Reading Responses: You will have approximately 10 to 12 written responses due over the course of the quarter. For some of these responses you will post your writing to a Web-based program called NetForum (I will provide instruction for how to use this program). Most of these writings will be in response to assigned readings and will be about one to two pages in length. I will generally provide questions or prompts. These are NOT summaries of the material unless explicitly specified. These writings are exploratory responses to the readings and the ideas they present. They should be attempted thoughtfully and seriously. They are often designed to get you thinking about issues associated either directly or indirectly with your essay subjects. You will be asked to share your writing with others. Completion of all responses is expected.

Late Papers: It is in your best interest to avoid turning papers in late. If you miss a deadline for a rough or final draft you will be required to meet with me during office hours. More than one late essay will seriously affect your grade.

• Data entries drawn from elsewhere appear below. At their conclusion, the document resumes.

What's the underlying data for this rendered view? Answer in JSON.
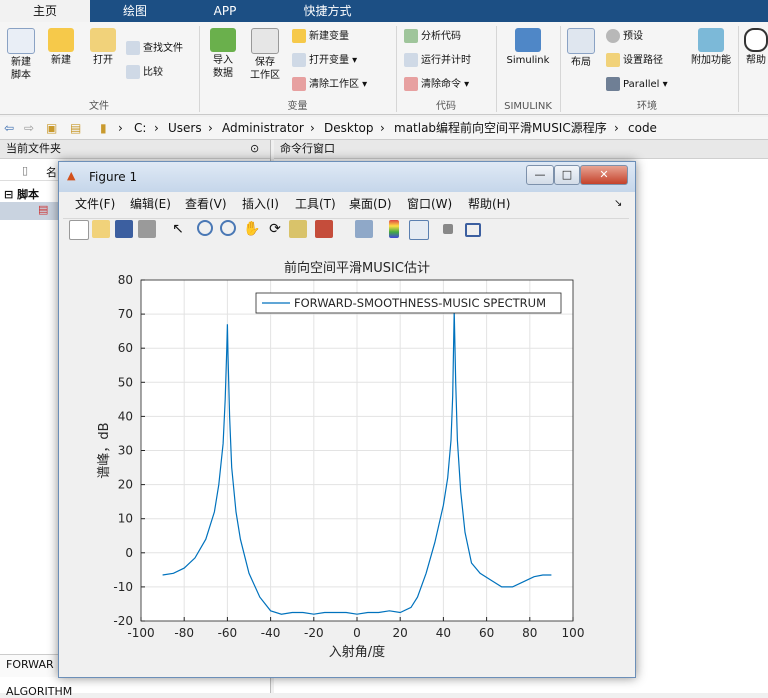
{
  "tabs": [
    "主页",
    "绘图",
    "APP",
    "快捷方式"
  ],
  "ribbon": {
    "file": {
      "new_script": "新建\n脚本",
      "new": "新建",
      "open": "打开",
      "find_files": "查找文件",
      "compare": "比较",
      "group": "文件"
    },
    "variable": {
      "import": "导入\n数据",
      "save_ws": "保存\n工作区",
      "new_var": "新建变量",
      "open_var": "打开变量",
      "clear_ws": "清除工作区",
      "group": "变量"
    },
    "code": {
      "analyze": "分析代码",
      "run_time": "运行并计时",
      "clear_cmds": "清除命令",
      "group": "代码"
    },
    "simulink": {
      "label": "Simulink",
      "group": "SIMULINK"
    },
    "env": {
      "layout": "布局",
      "prefs": "预设",
      "set_path": "设置路径",
      "parallel": "Parallel",
      "addons": "附加功能",
      "help": "帮助",
      "group": "环境"
    }
  },
  "address": [
    "C:",
    "Users",
    "Administrator",
    "Desktop",
    "matlab编程前向空间平滑MUSIC源程序",
    "code"
  ],
  "left_panel": {
    "title": "当前文件夹",
    "col_name": "名",
    "section": "脚本",
    "bottom1": "FORWAR",
    "bottom2": "ALGORITHM"
  },
  "cmd_panel": {
    "title": "命令行窗口"
  },
  "figure": {
    "title": "Figure 1",
    "menus": [
      "文件(F)",
      "编辑(E)",
      "查看(V)",
      "插入(I)",
      "工具(T)",
      "桌面(D)",
      "窗口(W)",
      "帮助(H)"
    ]
  },
  "chart_data": {
    "type": "line",
    "title": "前向空间平滑MUSIC估计",
    "xlabel": "入射角/度",
    "ylabel": "谱峰，dB",
    "xlim": [
      -100,
      100
    ],
    "ylim": [
      -20,
      80
    ],
    "xticks": [
      -100,
      -80,
      -60,
      -40,
      -20,
      0,
      20,
      40,
      60,
      80,
      100
    ],
    "yticks": [
      -20,
      -10,
      0,
      10,
      20,
      30,
      40,
      50,
      60,
      70,
      80
    ],
    "grid": true,
    "legend_position": "top-right",
    "series": [
      {
        "name": "FORWARD-SMOOTHNESS-MUSIC SPECTRUM",
        "color": "#0072bd",
        "x": [
          -90,
          -85,
          -80,
          -75,
          -70,
          -66,
          -64,
          -62,
          -61,
          -60.3,
          -60,
          -59.7,
          -59,
          -58,
          -56,
          -54,
          -50,
          -45,
          -40,
          -35,
          -30,
          -25,
          -20,
          -15,
          -10,
          -5,
          0,
          5,
          10,
          15,
          20,
          25,
          28,
          32,
          36,
          40,
          42,
          43.5,
          44.3,
          45,
          45.7,
          46.5,
          48,
          50,
          53,
          57,
          62,
          67,
          72,
          77,
          82,
          86,
          90
        ],
        "y": [
          -6.5,
          -6,
          -4.5,
          -1.5,
          4,
          12,
          20,
          32,
          45,
          60,
          67,
          58,
          40,
          25,
          12,
          4,
          -6,
          -13,
          -17,
          -18,
          -17.5,
          -17.5,
          -18,
          -17.5,
          -17.5,
          -17.5,
          -18,
          -17.5,
          -17.5,
          -17,
          -17.5,
          -16,
          -13,
          -6,
          3,
          14,
          22,
          33,
          46,
          71,
          50,
          33,
          18,
          6,
          -3,
          -6,
          -8,
          -10,
          -10,
          -8.5,
          -7,
          -6.5,
          -6.5
        ]
      }
    ]
  }
}
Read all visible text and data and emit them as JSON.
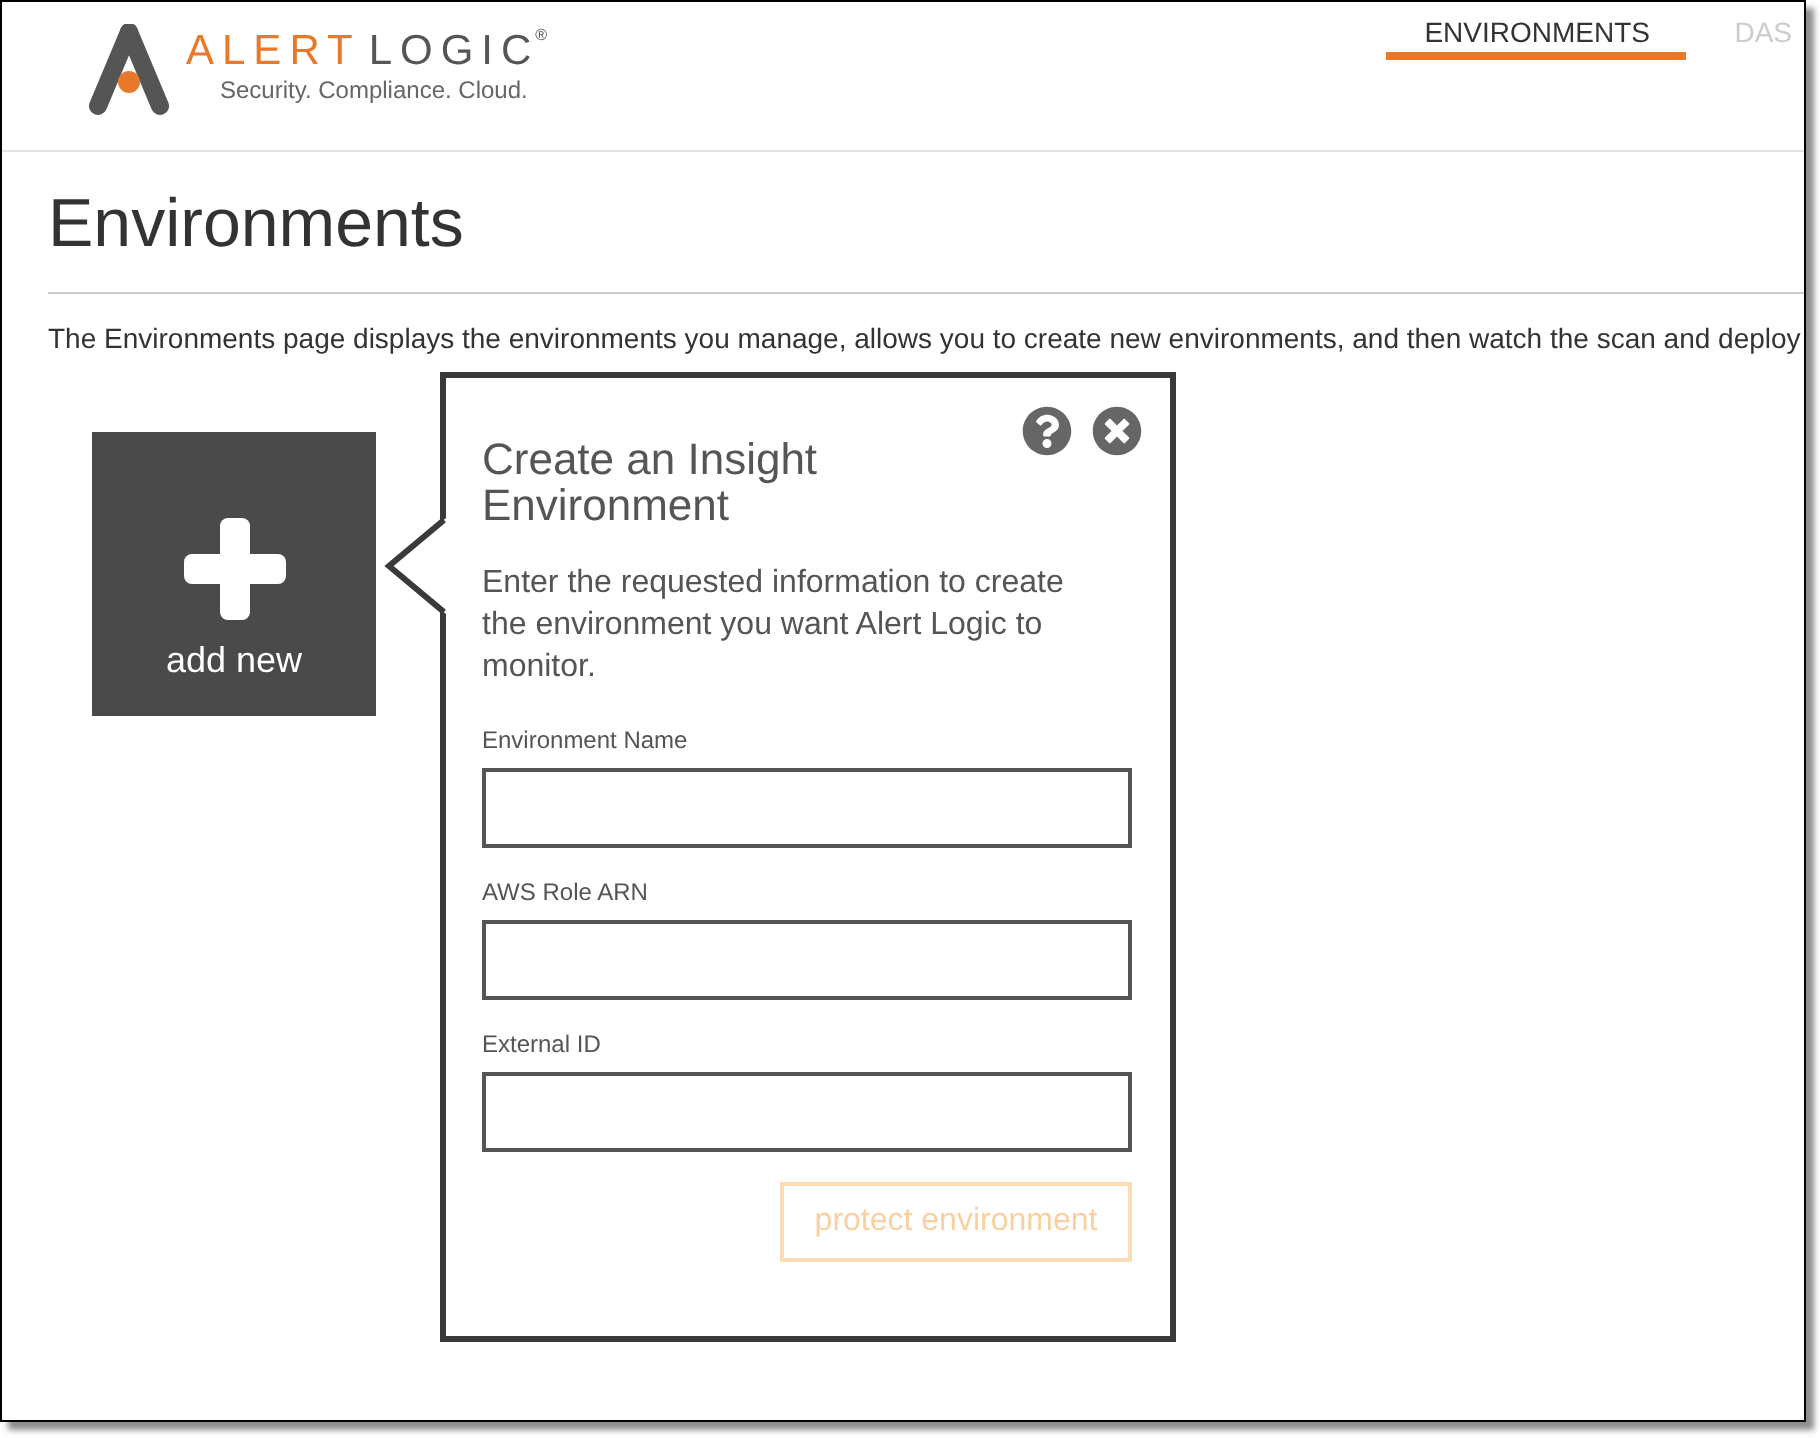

MTU’s Policy on Discrimination and Harassment
MTU complies with all federal and state laws and regulations regarding discrimination, including the Americans with Disabilities Act (ADA) of 1990. If you have a disability and need reasonable accommodation for equal access to education and services at MTU, please call Dr. Gloria Melton, Associate Dean of Students (7-2212). For other concerns about discrimination, you may contact your advisor, department chair, or the Affirmative Action Office (7-3310).

MTU’s Policy on Academic Integrity
Plagiarism and cheating are serious academic offenses. MTU’s Academic Integrity Policy defines it as “knowingly copying another’s work or ideas and calling them one’s own or not giving proper credit or citation,” and it covers copying sections or entire papers from printed or electronic sources as well as handing in papers written by students for other classes or purchasing academic papers. Plagiarism and cheating are not only dishonest but cheat you out of learning, the primary reason you are here. If you ever have any questions about this issue, please talk with your instructor or consult a coach in the Writing Center (7-2007).